Оператор дернула плечом.
— Фафнир драки не боится. И о стыковке докладывал бы компьютер.
— А чего тогда?
Венди замерла, прислушиваясь то ли к тишине, то ли к мыслям дракона.
— Хрень какая-то происходит, — наконец, сказала она.
Смотри сейчас кто-то на майора Никас, увидел бы малорослую женщину тридцати двух лет отроду, которая за три часа до смерти решила спеть под гитару. В одиночестве, не считая общества спящего и мертвеца. Почти в темноте: в медотсеке светятся лишь несколько мониторов.
В рубке Кхина выгибает дугой, но до этого никому нет дела. Морески и О’Доннелл неотрывно пялятся на экраны — там стараниями техников готовность двигателей к запуску колеблется от двух с половиной до четырех процентов.
Лакки в коридоре сползает по стенке.
Так грустно, так страшно, так зябко — Тери спит на тонкой радужной пелене, затянувшей поверхность небытия, капитан Ано смотрит на мальчика удивленными глазами — снизу, и на бескровное лицо его падает ледяная радуга…
Светят звезды.
Соловьиные долины далеко.
Проливают с неба зимы молоко.
Нетекучая вода — реки сахарного льда засыпают в колыбелях облаков…
Здесь тихо, здесь хорошо, и кажется, что певунья плутает без цели, выйдя к побережью Моря Нежности из страха и тьмы, но это не так — она знает, куда идет, что ищет, ей нужно подкрутить колок басовой струны и выправить строй.
Неописуемо далеко, под огненным рассветом Кадары, мира царствующего, владыка войны Р’харта нетерпеливо встряхивает гривой, заплетенной в тридцать семь кос. Он ожидает, когда установится связь с «Йиррма Ш’райрой», флагманом его драгоценности, его правого сердца и «второго лезвия», Т’нерхмы.

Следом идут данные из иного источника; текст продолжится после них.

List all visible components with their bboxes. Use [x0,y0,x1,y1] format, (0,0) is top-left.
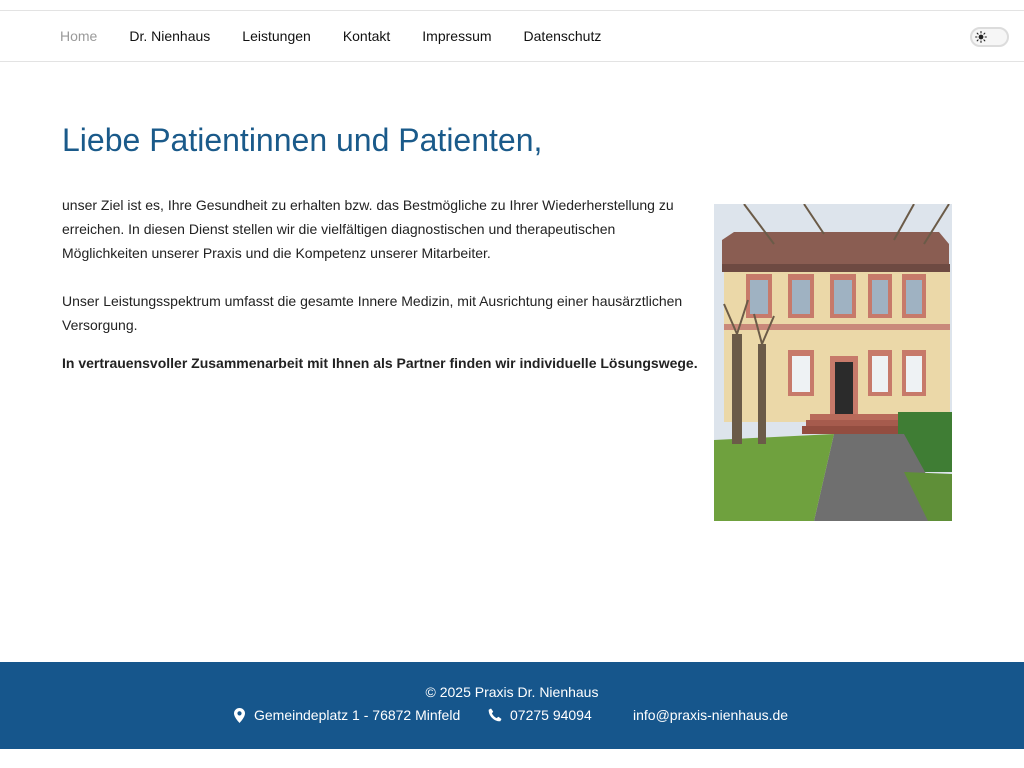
main-navbar: Home Dr. Nienhaus Leistungen Kontakt Imp… [0,11,1024,62]
map-pin-icon [232,707,246,723]
phone-link[interactable]: 07275 94094 [510,707,592,723]
contact-row: Gemeindeplatz 1 - 76872 Minfeld 07275 94… [0,707,1024,727]
email-link[interactable]: info@praxis-nienhaus.de [633,707,788,723]
phone-item: 07275 94094 [488,707,592,723]
nav-item-datenschutz[interactable]: Datenschutz [508,11,618,61]
email-item: info@praxis-nienhaus.de [633,707,788,723]
page-title: Liebe Patientinnen und Patienten, [62,122,543,158]
services-paragraph: Unser Leistungsspektrum umfasst die gesa… [62,293,683,333]
nav-item-dr-nienhaus[interactable]: Dr. Nienhaus [113,11,226,61]
intro-text: unser Ziel ist es, Ihre Gesundheit zu er… [62,193,700,375]
phone-icon [488,707,502,723]
copyright-text: © 2025 Praxis Dr. Nienhaus [425,684,599,700]
nav-item-home[interactable]: Home [44,11,113,61]
nav-links: Home Dr. Nienhaus Leistungen Kontakt Imp… [44,11,617,61]
address-item: Gemeindeplatz 1 - 76872 Minfeld [232,707,460,723]
nav-item-kontakt[interactable]: Kontakt [327,11,406,61]
sun-icon [974,30,988,44]
nav-item-impressum[interactable]: Impressum [406,11,507,61]
intro-paragraph: unser Ziel ist es, Ihre Gesundheit zu er… [62,197,674,261]
site-footer: © 2025 Praxis Dr. Nienhaus Gemeindeplatz… [0,662,1024,749]
address-text: Gemeindeplatz 1 - 76872 Minfeld [254,707,461,723]
theme-toggle[interactable] [970,27,1009,47]
partnership-statement: In vertrauensvoller Zusammenarbeit mit I… [62,355,698,371]
nav-item-leistungen[interactable]: Leistungen [226,11,327,61]
practice-building-photo [714,204,952,521]
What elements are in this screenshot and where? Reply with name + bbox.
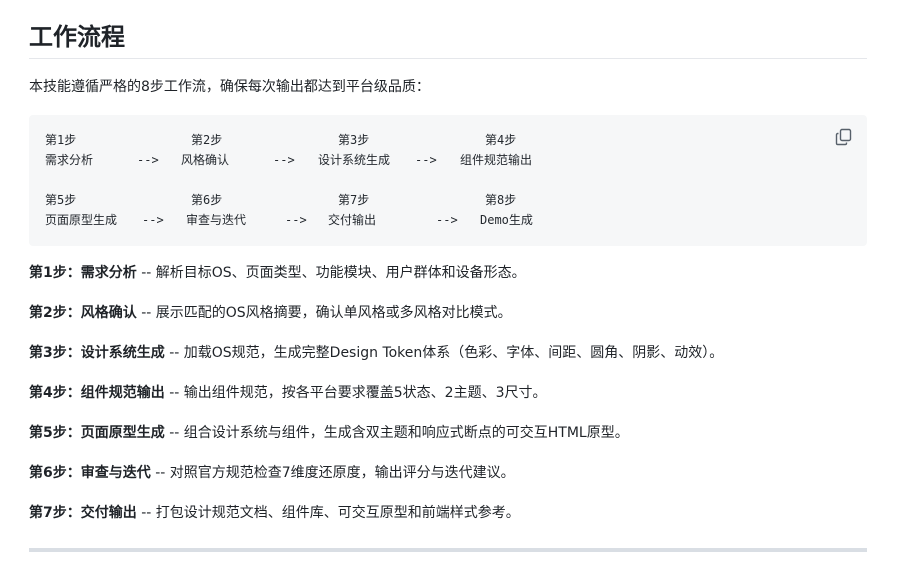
copy-icon[interactable]	[835, 128, 853, 146]
step-name: 审查与迭代	[80, 465, 151, 481]
section-title: 工作流程	[29, 23, 125, 51]
code-step-name: 组件规范输出	[460, 153, 533, 167]
step-description: -- 组合设计系统与组件，生成含双主题和响应式断点的可交互HTML原型。	[164, 425, 629, 441]
code-arrow: -->	[137, 153, 159, 167]
step-name: 组件规范输出	[80, 385, 165, 401]
step-description: -- 加载OS规范，生成完整Design Token体系（色彩、字体、间距、圆角…	[164, 345, 724, 361]
code-step-label: 第2步	[191, 133, 223, 147]
code-step-label: 第8步	[485, 193, 517, 207]
code-arrow: -->	[273, 153, 295, 167]
step-label: 第4步：	[29, 385, 81, 401]
step-name: 风格确认	[80, 305, 137, 321]
step-name: 交付输出	[80, 505, 137, 521]
code-step-label: 第3步	[338, 133, 370, 147]
step-label: 第3步：	[29, 345, 81, 361]
workflow-code-block: 第1步 第2步 第3步 第4步 需求分析 --> 风格确认 --> 设计系统生成…	[29, 115, 867, 246]
step-description: -- 展示匹配的OS风格摘要，确认单风格或多风格对比模式。	[136, 305, 512, 321]
step-item: 第5步：页面原型生成 -- 组合设计系统与组件，生成含双主题和响应式断点的可交互…	[29, 423, 867, 443]
code-step-label: 第4步	[485, 133, 517, 147]
step-item: 第1步：需求分析 -- 解析目标OS、页面类型、功能模块、用户群体和设备形态。	[29, 263, 867, 283]
step-item: 第4步：组件规范输出 -- 输出组件规范，按各平台要求覆盖5状态、2主题、3尺寸…	[29, 383, 867, 403]
step-description: -- 对照官方规范检查7维度还原度，输出评分与迭代建议。	[150, 465, 515, 481]
step-name: 页面原型生成	[80, 425, 165, 441]
step-name: 需求分析	[80, 265, 137, 281]
step-item: 第3步：设计系统生成 -- 加载OS规范，生成完整Design Token体系（…	[29, 343, 867, 363]
step-name: 设计系统生成	[80, 345, 165, 361]
code-step-name: 交付输出	[328, 213, 377, 227]
step-item: 第6步：审查与迭代 -- 对照官方规范检查7维度还原度，输出评分与迭代建议。	[29, 463, 867, 483]
title-divider	[29, 58, 867, 59]
code-arrow: -->	[436, 213, 458, 227]
code-step-name: 页面原型生成	[45, 213, 118, 227]
code-step-name: Demo生成	[480, 213, 533, 227]
code-arrow: -->	[142, 213, 164, 227]
step-description: -- 输出组件规范，按各平台要求覆盖5状态、2主题、3尺寸。	[164, 385, 547, 401]
code-step-label: 第7步	[338, 193, 370, 207]
step-label: 第2步：	[29, 305, 81, 321]
step-label: 第6步：	[29, 465, 81, 481]
intro-paragraph: 本技能遵循严格的8步工作流，确保每次输出都达到平台级品质：	[29, 79, 430, 95]
step-description: -- 打包设计规范文档、组件库、可交互原型和前端样式参考。	[136, 505, 520, 521]
step-list: 第1步：需求分析 -- 解析目标OS、页面类型、功能模块、用户群体和设备形态。 …	[29, 263, 867, 543]
step-item: 第2步：风格确认 -- 展示匹配的OS风格摘要，确认单风格或多风格对比模式。	[29, 303, 867, 323]
code-step-label: 第6步	[191, 193, 223, 207]
code-step-label: 第1步	[45, 133, 77, 147]
code-arrow: -->	[285, 213, 307, 227]
code-arrow: -->	[415, 153, 437, 167]
code-step-name: 设计系统生成	[318, 153, 391, 167]
section-divider	[29, 548, 867, 552]
step-label: 第1步：	[29, 265, 81, 281]
step-item: 第7步：交付输出 -- 打包设计规范文档、组件库、可交互原型和前端样式参考。	[29, 503, 867, 523]
step-label: 第7步：	[29, 505, 81, 521]
code-step-label: 第5步	[45, 193, 77, 207]
code-step-name: 审查与迭代	[186, 213, 247, 227]
code-step-name: 风格确认	[181, 153, 230, 167]
step-label: 第5步：	[29, 425, 81, 441]
code-step-name: 需求分析	[45, 153, 94, 167]
step-description: -- 解析目标OS、页面类型、功能模块、用户群体和设备形态。	[136, 265, 526, 281]
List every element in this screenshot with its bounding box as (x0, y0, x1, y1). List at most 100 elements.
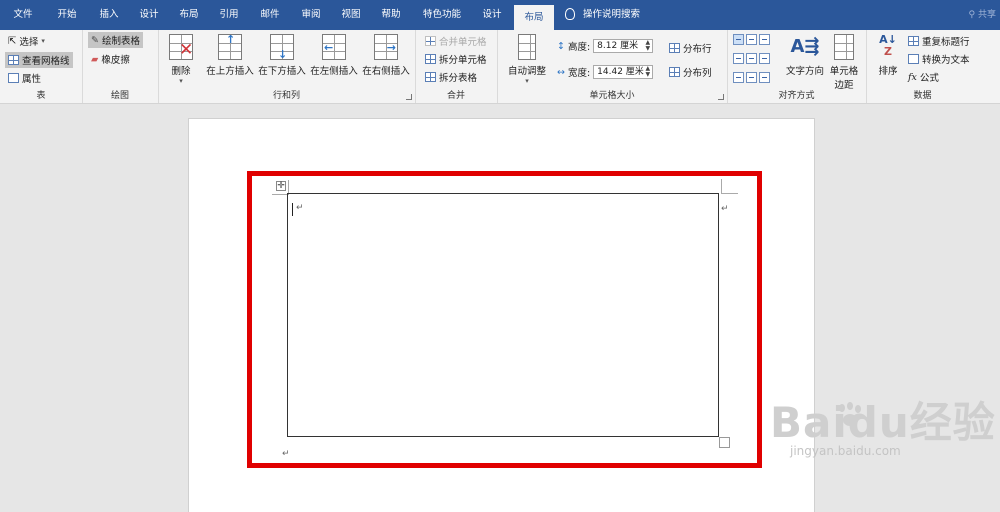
tab-special-features[interactable]: 特色功能 (414, 0, 470, 30)
split-cells-label: 拆分单元格 (439, 55, 487, 66)
group-cell-size: 自动调整 ▾ ↕ 高度: 8.12 厘米 ▲ ▼ ↔ 宽度: 14.42 厘米 ▲ ▼ … (497, 30, 728, 103)
view-gridlines-button[interactable]: 查看网格线 (5, 52, 73, 68)
chevron-down-icon: ▾ (525, 77, 529, 85)
dialog-launcher-icon[interactable] (406, 94, 412, 100)
group-label-alignment: 对齐方式 (778, 91, 815, 101)
width-label: 宽度: (567, 68, 591, 79)
formula-button[interactable]: fx 公式 (908, 70, 939, 85)
distribute-cols-button[interactable]: 分布列 (669, 65, 712, 79)
view-gridlines-label: 查看网格线 (22, 56, 70, 67)
height-icon: ↕ (557, 40, 565, 52)
ribbon-tab-bar: 文件 开始 插入 设计 布局 引用 邮件 审阅 视图 帮助 特色功能 设计 布局… (0, 0, 1000, 30)
autofit-button[interactable]: 自动调整 ▾ (507, 34, 547, 85)
merge-cells-button[interactable]: 合并单元格 (425, 34, 487, 48)
tab-design[interactable]: 设计 (129, 0, 169, 30)
spinner-icon[interactable]: ▲ ▼ (646, 66, 651, 78)
group-table: ⇱ 选择 ▾ 查看网格线 属性 表 (0, 30, 83, 103)
tab-home[interactable]: 开始 (47, 0, 87, 30)
height-input[interactable]: 8.12 厘米 ▲ ▼ (593, 39, 654, 53)
align-top-left-icon[interactable] (733, 34, 744, 45)
align-bottom-center-icon[interactable] (746, 72, 757, 83)
text-direction-button[interactable]: A⇶ 文字方向 (785, 34, 825, 77)
draw-table-label: 绘制表格 (101, 36, 140, 47)
spinner-icon[interactable]: ▲ ▼ (646, 40, 651, 52)
tab-table-design[interactable]: 设计 (472, 0, 512, 30)
width-value: 14.42 厘米 (597, 67, 644, 77)
align-middle-center-icon[interactable] (746, 53, 757, 64)
repeat-header-button[interactable]: 重复标题行 (908, 34, 970, 48)
height-row: ↕ 高度: 8.12 厘米 ▲ ▼ (557, 39, 654, 53)
eraser-button[interactable]: ▰ 橡皮擦 (91, 52, 130, 67)
tab-references[interactable]: 引用 (209, 0, 249, 30)
sort-icon: A↓ Z (879, 33, 897, 58)
insert-left-button[interactable]: ← 在左侧插入 (309, 34, 359, 77)
cell-margins-label-1: 单元格 (829, 66, 859, 77)
width-row: ↔ 宽度: 14.42 厘米 ▲ ▼ (557, 65, 654, 79)
align-bottom-right-icon[interactable] (759, 72, 770, 83)
group-label-merge: 合并 (446, 91, 465, 101)
cell-margins-icon (834, 34, 854, 60)
group-label-rows-columns: 行和列 (272, 91, 300, 101)
delete-button[interactable]: ✕ 删除 ▾ (166, 34, 196, 85)
tab-mailings[interactable]: 邮件 (249, 0, 291, 30)
group-alignment: A⇶ 文字方向 单元格 边距 对齐方式 (727, 30, 867, 103)
align-bottom-left-icon[interactable] (733, 72, 744, 83)
text-direction-icon: A⇶ (790, 36, 820, 57)
cell-margins-button[interactable]: 单元格 边距 (827, 34, 861, 91)
align-top-center-icon[interactable] (746, 34, 757, 45)
group-label-cell-size: 单元格大小 (589, 91, 635, 101)
split-table-button[interactable]: 拆分表格 (425, 70, 477, 84)
split-cells-icon (425, 54, 436, 64)
dialog-launcher-icon[interactable] (718, 94, 724, 100)
align-middle-right-icon[interactable] (759, 53, 770, 64)
split-cells-button[interactable]: 拆分单元格 (425, 52, 487, 66)
group-data: A↓ Z 排序 重复标题行 转换为文本 fx 公式 数据 (866, 30, 979, 103)
draw-table-button[interactable]: ✎ 绘制表格 (88, 32, 143, 48)
formula-icon: fx (908, 71, 917, 83)
align-middle-left-icon[interactable] (733, 53, 744, 64)
delete-table-icon: ✕ (169, 34, 193, 60)
insert-above-button[interactable]: ↑ 在上方插入 (205, 34, 255, 77)
convert-text-label: 转换为文本 (922, 55, 970, 66)
person-icon: ⚲ (968, 10, 978, 20)
eraser-label: 橡皮擦 (101, 55, 130, 66)
chevron-down-icon: ▾ (179, 77, 183, 85)
insert-below-button[interactable]: ↓ 在下方插入 (257, 34, 307, 77)
distribute-rows-button[interactable]: 分布行 (669, 41, 712, 55)
formula-label: 公式 (919, 73, 939, 84)
insert-left-label: 在左侧插入 (310, 66, 358, 77)
select-button[interactable]: ⇱ 选择 ▾ (8, 34, 45, 49)
properties-button[interactable]: 属性 (8, 71, 41, 85)
convert-text-button[interactable]: 转换为文本 (908, 52, 970, 66)
repeat-header-icon (908, 36, 919, 46)
watermark: Baidu经验 jingyan.baidu.com (770, 398, 996, 459)
insert-right-button[interactable]: → 在右侧插入 (361, 34, 411, 77)
properties-icon (8, 73, 19, 83)
share-button[interactable]: ⚲ 共享 (969, 0, 996, 30)
autofit-label: 自动调整 (507, 66, 546, 77)
sort-button[interactable]: A↓ Z 排序 (874, 33, 902, 78)
tab-file[interactable]: 文件 (4, 0, 42, 30)
tab-review[interactable]: 审阅 (291, 0, 331, 30)
group-rows-columns: ✕ 删除 ▾ ↑ 在上方插入 ↓ 在下方插入 ← 在左侧插入 → 在右侧插入 行… (158, 30, 416, 103)
align-top-right-icon[interactable] (759, 34, 770, 45)
delete-label: 删除 (171, 66, 191, 77)
tell-me-search[interactable]: 操作说明搜索 (565, 0, 640, 30)
group-label-draw: 绘图 (110, 91, 129, 101)
tab-help[interactable]: 帮助 (371, 0, 411, 30)
height-label: 高度: (567, 42, 591, 53)
insert-left-icon: ← (322, 34, 346, 60)
distribute-rows-icon (669, 43, 680, 53)
merge-cells-label: 合并单元格 (439, 37, 487, 48)
autofit-icon (518, 34, 536, 60)
properties-label: 属性 (22, 74, 42, 85)
tell-me-label: 操作说明搜索 (583, 9, 641, 20)
group-draw: ✎ 绘制表格 ▰ 橡皮擦 绘图 (82, 30, 159, 103)
tab-table-layout[interactable]: 布局 (514, 5, 554, 30)
width-input[interactable]: 14.42 厘米 ▲ ▼ (593, 65, 654, 79)
tab-layout[interactable]: 布局 (169, 0, 209, 30)
watermark-brand: Baidu经验 (770, 398, 996, 447)
ribbon: ⇱ 选择▾ 查看网格线 属性 表 ✎ 绘制表格 ▰ 橡皮擦 绘图 ✕ 删除 ▾ (0, 30, 1000, 104)
tab-view[interactable]: 视图 (331, 0, 371, 30)
tab-insert[interactable]: 插入 (89, 0, 129, 30)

Со связью разлад, и гнев томит главное сердце владыки, но в левом сердце его радость битв, а в правом — любовь, и потому он счастлив, как может быть счастлив воин.
Он вспоминает узор на доспехе Т’нерхмы — там герои легенд, Ш’райра и Л’йартха, сплетенные в поединке наполовину смертоубийственном, наполовину страстном; нет краше доспеха, нет краше его обладателя… и х’манки смешны владыке, и веселой игрой будет сражение у Ррит Айар, которую по глупости своей они нарекли Третьей Террой.